The Holy Trinity of Cooking

June 20, 2011

You may have heard of the terms like holy trinity, mirepoix, or sofrito; all of which refer to three ingredients that represent the base of a national cuisine.  Each “trinity” is usually chopped very fine and sautéed all together in oil or butter to release their flavor.  These ingredients are commonly vegetables, seasonings, and/or herbs.  If you want to start experimenting with different cuisines, it is important to know their trinities. Here is a list of some you may or may not know about.

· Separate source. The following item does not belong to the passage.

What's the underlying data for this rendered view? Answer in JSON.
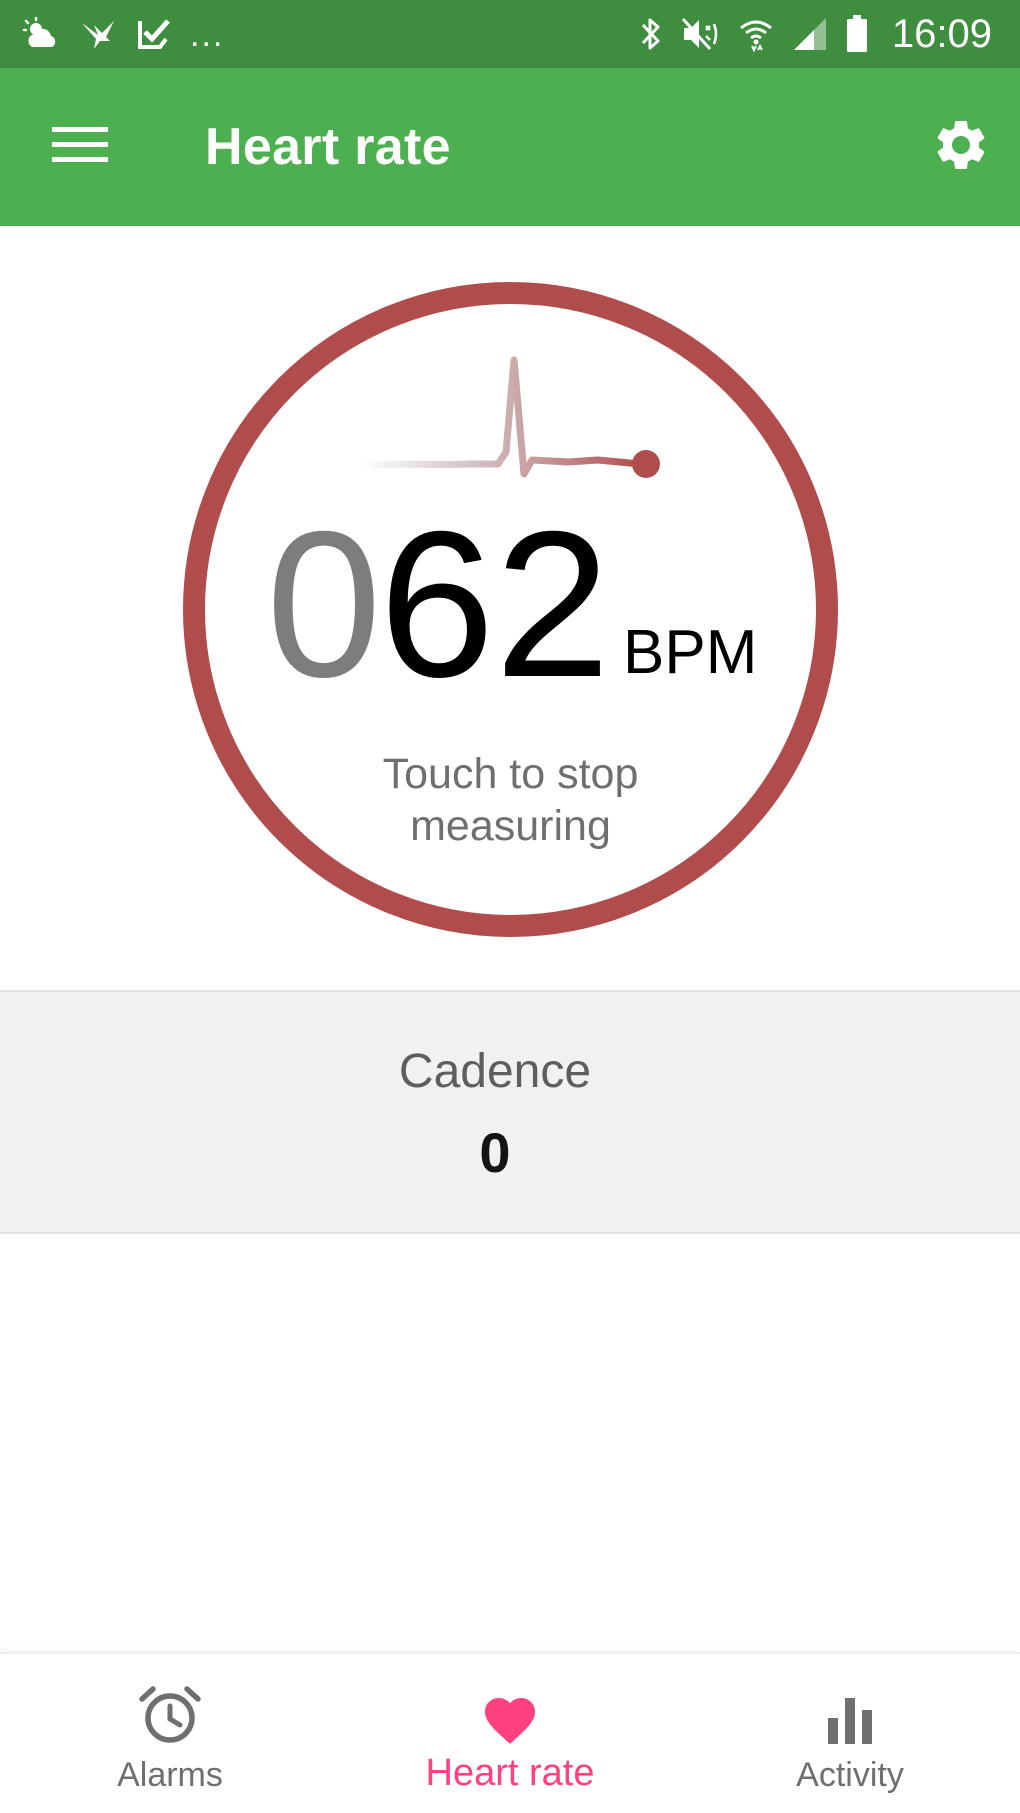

Brazilian cuisine: Dende oil, coconut milk and malagueta pepper (used in the Northeast region).

Cajun/ Creole cuisine: Celery, bell pepper, and onion.

Chinese cuisine: Scallions, ginger, and garlic.

Cuban cuisine: Garlic, bell pepper, and onion

French cuisine:  celery, carrots, and onion (mirepoix).

Greek cuisine: Lemon juice, olive oil, and oregano.

Indian cuisine: Garlic, ginger, and onion.

Indonesian cuisine: Garlic, chili peppers, and shallots.

Italian cuisine: Tomatoes, garlic, and basil (used in the South of Italy).

Japanese cuisine: Dashi, mirin, and shoyu (similar to soy sauce).

Korean cuisine: Garlic, ginseng, kimchi (fermented cabbage).

Mexican cuisine: Uses 3 types of dried chili peppers to make mole sauce- ancho, pasilla, and guajillo.

Spanish cuisine: Garlic, onion, and tomato (garlic is substituted for olive oil in the Catalan region).

Thai: Kaffir lime, lemongrass, and galangal (relative to ginger).

West Africa:  Habaneros or scotch bonnets, onions, and tomatoes.